Water: Wow, genius, you’re going to travel all across Kanto with a fucking fish. What if the gym isn’t in water, you dipshit? How’s your Pokemon supposed to use water gun when you’re in the middle of the desert? Does the Poke-Centre just hook up a hose to Blastoise’s ass and fill some hidden tank on his shell? But more importantly, what does this say about your sex life? It really highlights how shortsighted you are. Logic and rational thought isn’t your forte. Once you get your significant other into the bedroom, you go right for the water sports. There’s nothing like wearing a diaper out to the bar and then going home and having the cute girl from the bar pee on your face.
Grass: How edgy of you, when deciding between the firehose turtle and the fire breathing dragon, you decided the the fat potted plant was what would REALLY round out your team. Your sex life is characterized by your massive bush and your love of bondage. You just want that vine whip to pin you down and go exploring through the ecosystem you call pubic hair. Just hope they don’t find any crabbies. Nothing rounds out a good sex session like smoking up some trees after you finish. Fucking hippy.

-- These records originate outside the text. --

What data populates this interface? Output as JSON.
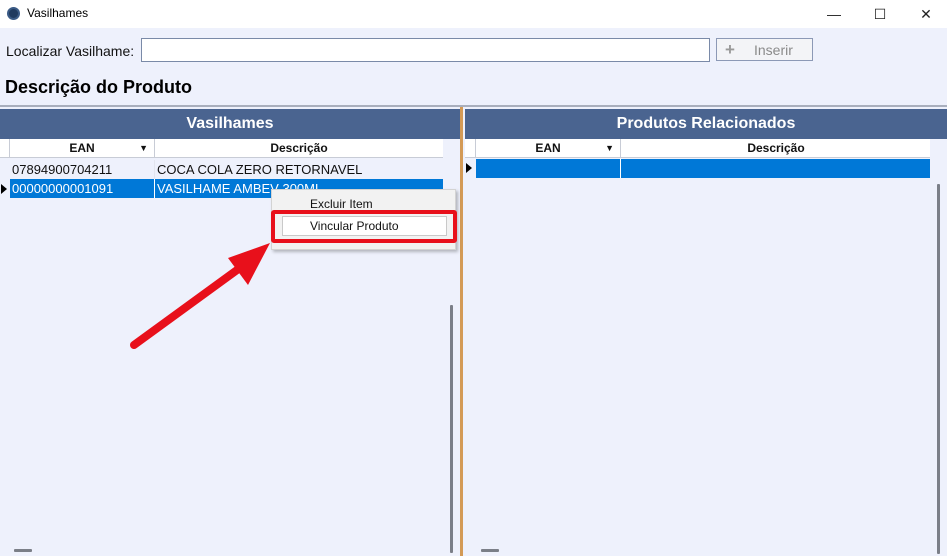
{
  "window": {
    "title": "Vasilhames",
    "minimize": "—",
    "maximize": "☐",
    "close": "✕"
  },
  "search": {
    "label": "Localizar Vasilhame:",
    "value": "",
    "placeholder": "",
    "insert_button": "Inserir",
    "insert_icon": "plus-icon"
  },
  "product_title": "Descrição do Produto",
  "left_panel": {
    "header": "Vasilhames",
    "columns": [
      "EAN",
      "Descrição"
    ],
    "rows": [
      {
        "ean": "07894900704211",
        "descricao": "COCA COLA ZERO RETORNAVEL"
      },
      {
        "ean": "00000000001091",
        "descricao": "VASILHAME AMBEV 300ML"
      }
    ],
    "selected_row": 1
  },
  "right_panel": {
    "header": "Produtos Relacionados",
    "columns": [
      "EAN",
      "Descrição"
    ],
    "rows": [
      {
        "ean": "",
        "descricao": ""
      }
    ],
    "selected_row": 0
  },
  "context_menu": {
    "items": [
      "Excluir Item",
      "Vincular Produto"
    ],
    "highlighted_item": "Vincular Produto"
  },
  "colors": {
    "panel_header": "#4a6490",
    "selection": "#0078d7",
    "annotation": "#e8101b",
    "splitter": "#d39a56"
  }
}
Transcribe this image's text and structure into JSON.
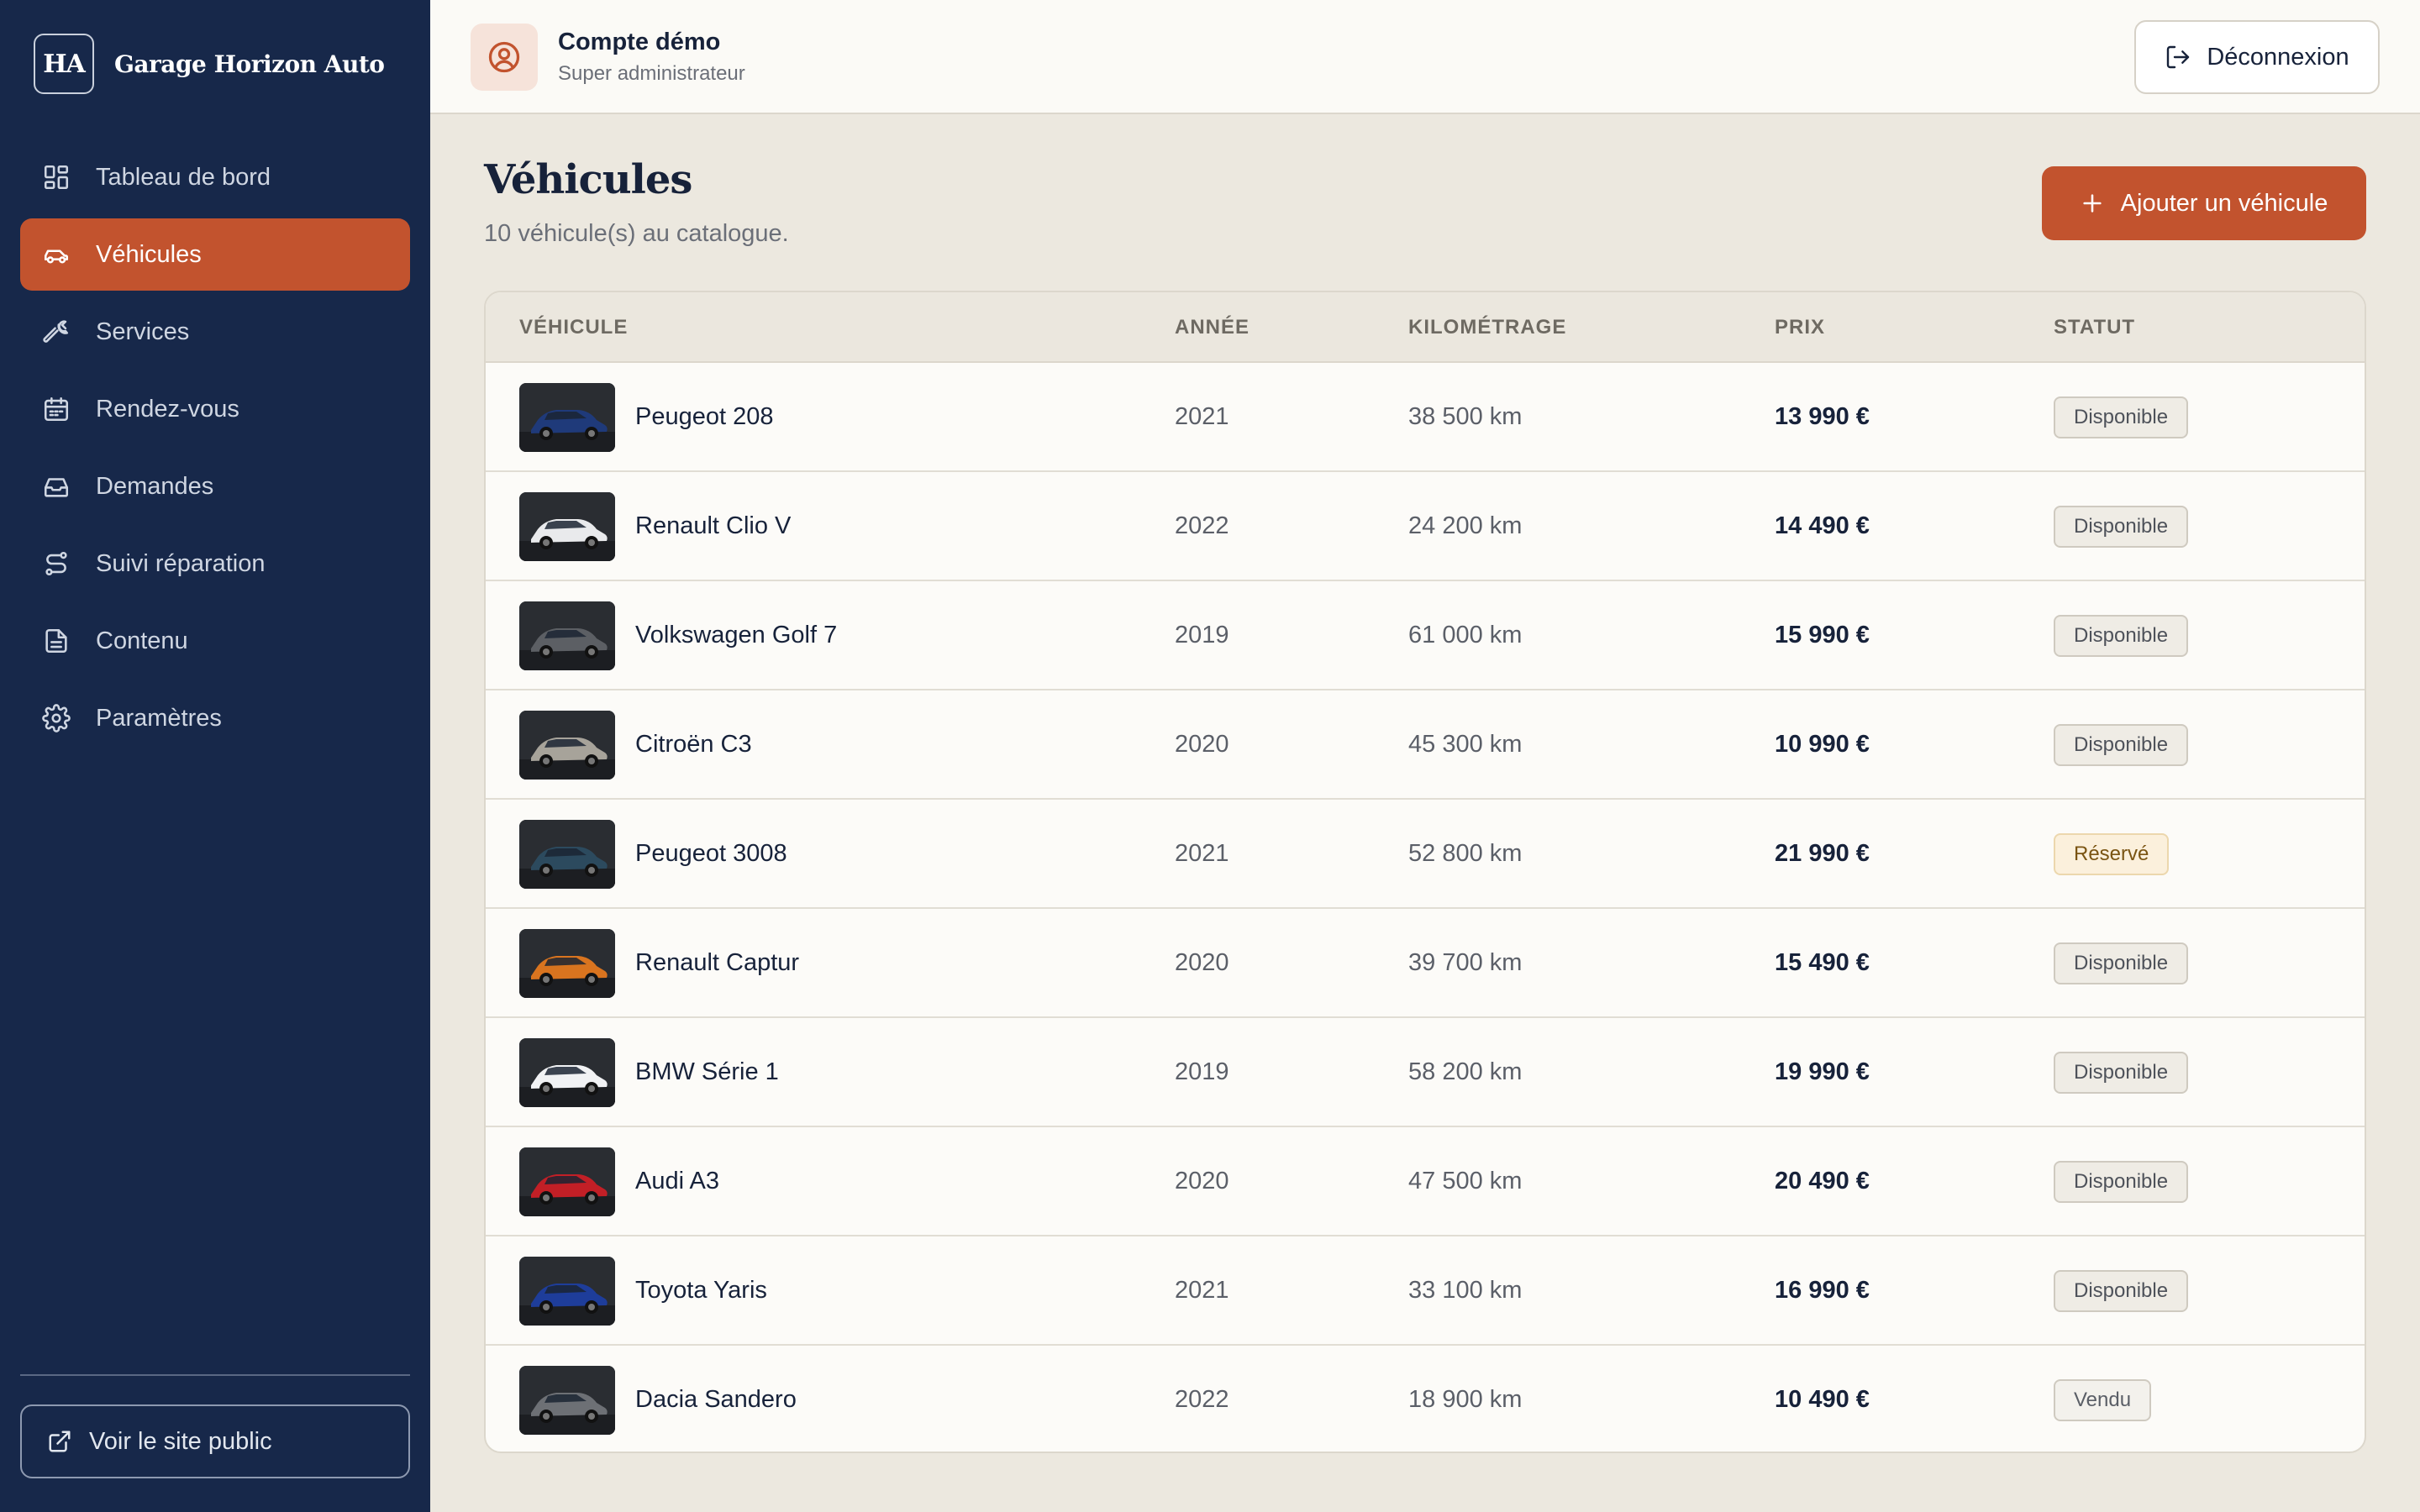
{
  "brand": {
    "logo_text": "HA",
    "name": "Garage Horizon Auto"
  },
  "sidebar": {
    "items": [
      {
        "label": "Tableau de bord",
        "icon": "dashboard-icon",
        "active": false
      },
      {
        "label": "Véhicules",
        "icon": "car-icon",
        "active": true
      },
      {
        "label": "Services",
        "icon": "wrench-icon",
        "active": false
      },
      {
        "label": "Rendez-vous",
        "icon": "calendar-icon",
        "active": false
      },
      {
        "label": "Demandes",
        "icon": "inbox-icon",
        "active": false
      },
      {
        "label": "Suivi réparation",
        "icon": "route-icon",
        "active": false
      },
      {
        "label": "Contenu",
        "icon": "document-icon",
        "active": false
      },
      {
        "label": "Paramètres",
        "icon": "gear-icon",
        "active": false
      }
    ],
    "public_site_label": "Voir le site public"
  },
  "header": {
    "account_name": "Compte démo",
    "account_role": "Super administrateur",
    "logout_label": "Déconnexion"
  },
  "main": {
    "title": "Véhicules",
    "subtitle": "10 véhicule(s) au catalogue.",
    "add_button_label": "Ajouter un véhicule",
    "columns": [
      "VÉHICULE",
      "ANNÉE",
      "KILOMÉTRAGE",
      "PRIX",
      "STATUT"
    ],
    "rows": [
      {
        "name": "Peugeot 208",
        "year": "2021",
        "km": "38 500 km",
        "price": "13 990 €",
        "status": "Disponible",
        "car_color": "#1f3a7a"
      },
      {
        "name": "Renault Clio V",
        "year": "2022",
        "km": "24 200 km",
        "price": "14 490 €",
        "status": "Disponible",
        "car_color": "#e9eaec"
      },
      {
        "name": "Volkswagen Golf 7",
        "year": "2019",
        "km": "61 000 km",
        "price": "15 990 €",
        "status": "Disponible",
        "car_color": "#5c5f64"
      },
      {
        "name": "Citroën C3",
        "year": "2020",
        "km": "45 300 km",
        "price": "10 990 €",
        "status": "Disponible",
        "car_color": "#a7a39a"
      },
      {
        "name": "Peugeot 3008",
        "year": "2021",
        "km": "52 800 km",
        "price": "21 990 €",
        "status": "Réservé",
        "car_color": "#2c4a5e"
      },
      {
        "name": "Renault Captur",
        "year": "2020",
        "km": "39 700 km",
        "price": "15 490 €",
        "status": "Disponible",
        "car_color": "#d9741f"
      },
      {
        "name": "BMW Série 1",
        "year": "2019",
        "km": "58 200 km",
        "price": "19 990 €",
        "status": "Disponible",
        "car_color": "#f1f2f4"
      },
      {
        "name": "Audi A3",
        "year": "2020",
        "km": "47 500 km",
        "price": "20 490 €",
        "status": "Disponible",
        "car_color": "#c21f26"
      },
      {
        "name": "Toyota Yaris",
        "year": "2021",
        "km": "33 100 km",
        "price": "16 990 €",
        "status": "Disponible",
        "car_color": "#1e3d9a"
      },
      {
        "name": "Dacia Sandero",
        "year": "2022",
        "km": "18 900 km",
        "price": "10 490 €",
        "status": "Vendu",
        "car_color": "#6d7075"
      }
    ]
  },
  "colors": {
    "sidebar_bg": "#17284a",
    "accent": "#c2532e",
    "page_bg": "#ece8df"
  }
}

Fire: Oh, so you think you’re hot shit don’t you? You think you and your fancy overpowered flying fire breathing dragon are just SOOOO much fucking better than the potted plant and the fish. You wanna know why you empathize with fire? It’s probably the raging herpes you have that makes it burn when you pee. You were so good at getting laid, too bad you weren’t good enough at wearing protection, and now your ‘fire dragon’ has so many status conditions that just touching it hurts in your confusion. Get your shit together, wear a condom.